Purpose: To investigate the effects of anethole on human skin cancer cells.

Methods: Cell viability was determined using CCK-8 and colony formation assay, while AO/EB and Annexin V/PI assays were used to assess apoptosis. The mRNA expressions of genes were assayed by quantitative reverse transcription-polymerase chain reaction (qRT-PCR).

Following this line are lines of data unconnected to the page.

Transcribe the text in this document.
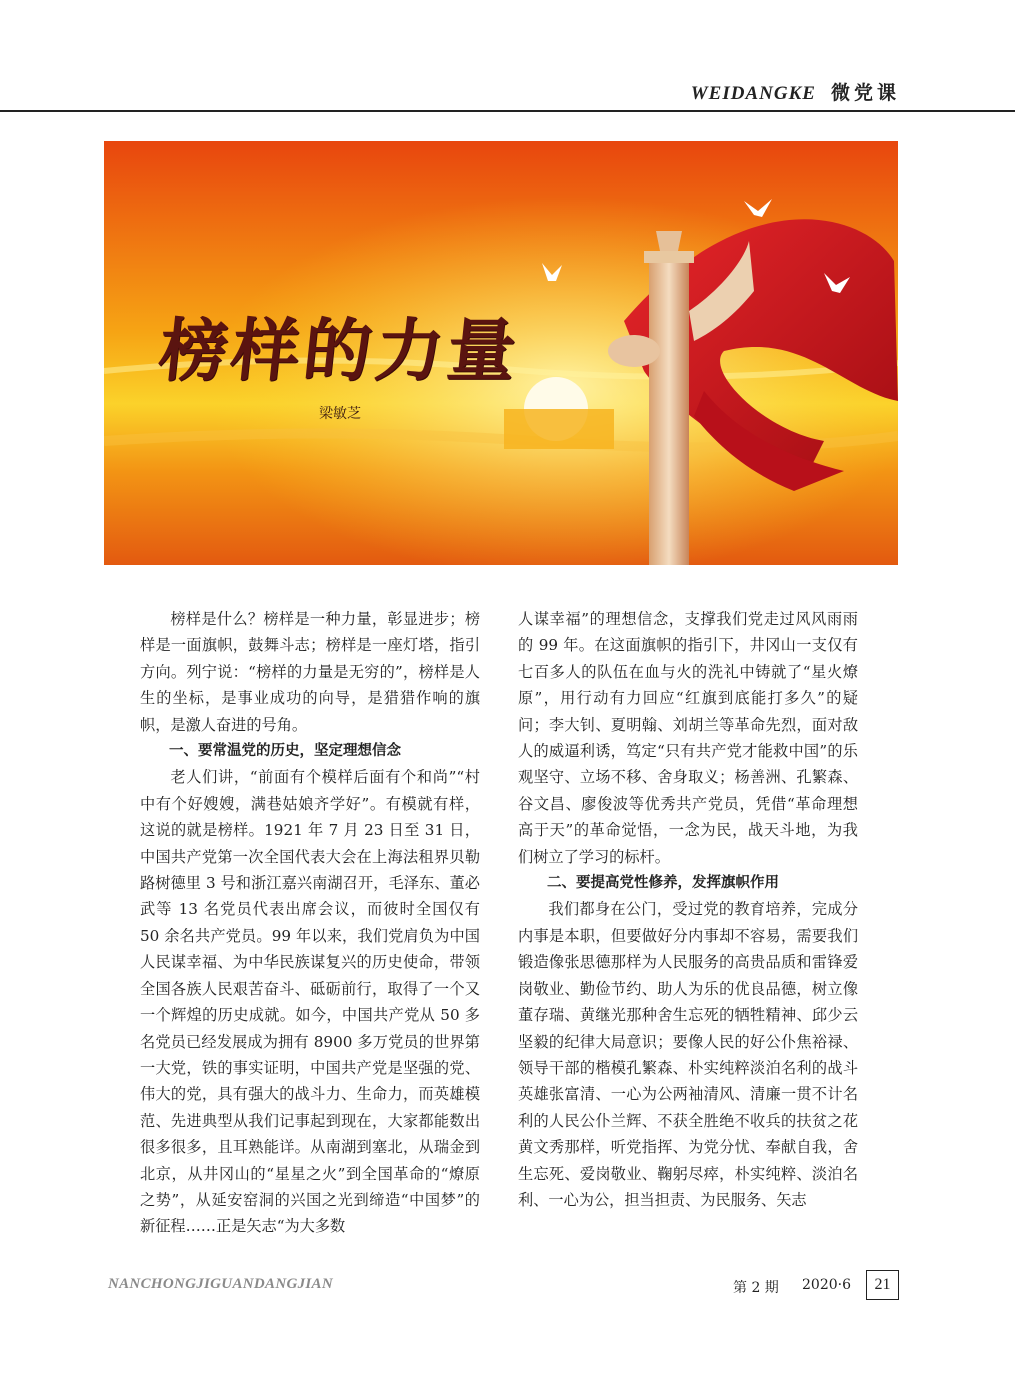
WEIDANGKE 微党课
榜样的力量
梁敏芝

榜样是什么？榜样是一种力量，彰显进步；榜样是一面旗帜，鼓舞斗志；榜样是一座灯塔，指引方向。列宁说：“榜样的力量是无穷的”，榜样是人生的坐标，是事业成功的向导，是猎猎作响的旗帜，是激人奋进的号角。

一、要常温党的历史，坚定理想信念

老人们讲，“前面有个模样后面有个和尚”“村中有个好嫂嫂，满巷姑娘齐学好”。有模就有样，这说的就是榜样。1921 年 7 月 23 日至 31 日，中国共产党第一次全国代表大会在上海法租界贝勒路树德里 3 号和浙江嘉兴南湖召开，毛泽东、董必武等 13 名党员代表出席会议，而彼时全国仅有 50 余名共产党员。99 年以来，我们党肩负为中国人民谋幸福、为中华民族谋复兴的历史使命，带领全国各族人民艰苦奋斗、砥砺前行，取得了一个又一个辉煌的历史成就。如今，中国共产党从 50 多名党员已经发展成为拥有 8900 多万党员的世界第一大党，铁的事实证明，中国共产党是坚强的党、伟大的党，具有强大的战斗力、生命力，而英雄模范、先进典型从我们记事起到现在，大家都能数出很多很多，且耳熟能详。从南湖到塞北，从瑞金到北京，从井冈山的“星星之火”到全国革命的“燎原之势”，从延安窑洞的兴国之光到缔造“中国梦”的新征程……正是矢志“为大多数

人谋幸福”的理想信念，支撑我们党走过风风雨雨的 99 年。在这面旗帜的指引下，井冈山一支仅有七百多人的队伍在血与火的洗礼中铸就了“星火燎原”，用行动有力回应“红旗到底能打多久”的疑问；李大钊、夏明翰、刘胡兰等革命先烈，面对敌人的威逼利诱，笃定“只有共产党才能救中国”的乐观坚守、立场不移、舍身取义；杨善洲、孔繁森、谷文昌、廖俊波等优秀共产党员，凭借“革命理想高于天”的革命觉悟，一念为民，战天斗地，为我们树立了学习的标杆。

二、要提高党性修养，发挥旗帜作用

我们都身在公门，受过党的教育培养，完成分内事是本职，但要做好分内事却不容易，需要我们锻造像张思德那样为人民服务的高贵品质和雷锋爱岗敬业、勤俭节约、助人为乐的优良品德，树立像董存瑞、黄继光那种舍生忘死的牺牲精神、邱少云坚毅的纪律大局意识；要像人民的好公仆焦裕禄、领导干部的楷模孔繁森、朴实纯粹淡泊名利的战斗英雄张富清、一心为公两袖清风、清廉一贯不计名利的人民公仆兰辉、不获全胜绝不收兵的扶贫之花黄文秀那样，听党指挥、为党分忧、奉献自我，舍生忘死、爱岗敬业、鞠躬尽瘁，朴实纯粹、淡泊名利、一心为公，担当担责、为民服务、矢志

NANCHONGJIGUANDANGJIAN	第 2 期 2020·6	21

Results: The growth of skin cancer cells was significantly reduced by anethole (p < 0.05). On the other hand, normal human skin cells were marginally affected by anethole. Furthermore, anethole significantly suppressed the colony formation potential of CRL-6475 skin cancer cells in a concentration-dependent manner (p < 0.05). Results from AO/EB and annexin V/PI staining assays revealed that anethole induced apoptosis in skin cancer cells, while qRT-PCR results indicate that anethole significantly up-regulated microRNA-498 in skin cancer cells (p < 0.05). However, anethole had no effect on the expression levels of miR-7, miR-9, miR-145, miR-31, miR-27, miR-498 miR-1298, miR-1299, 1179, miR-375, miR-508 and miR-23. CCK-8 assay results confirmed that miR-498 up-regulation significantly mimicked the anti-proliferative effects of anethole. Bioinformatics analysis and luciferase reporter assay led to identification of STAT4 as the regulatory target of miR-498. Furthermore, silencing of STAT4 significantly mimicked the effects of anethole administration (p < 0.05).

Conclusion: These results indicate that anethole inhibits skin cancer cell growth by targeting the miR-498/STAT4 axis, and therefore, has potentials for use in the management of skin cancer.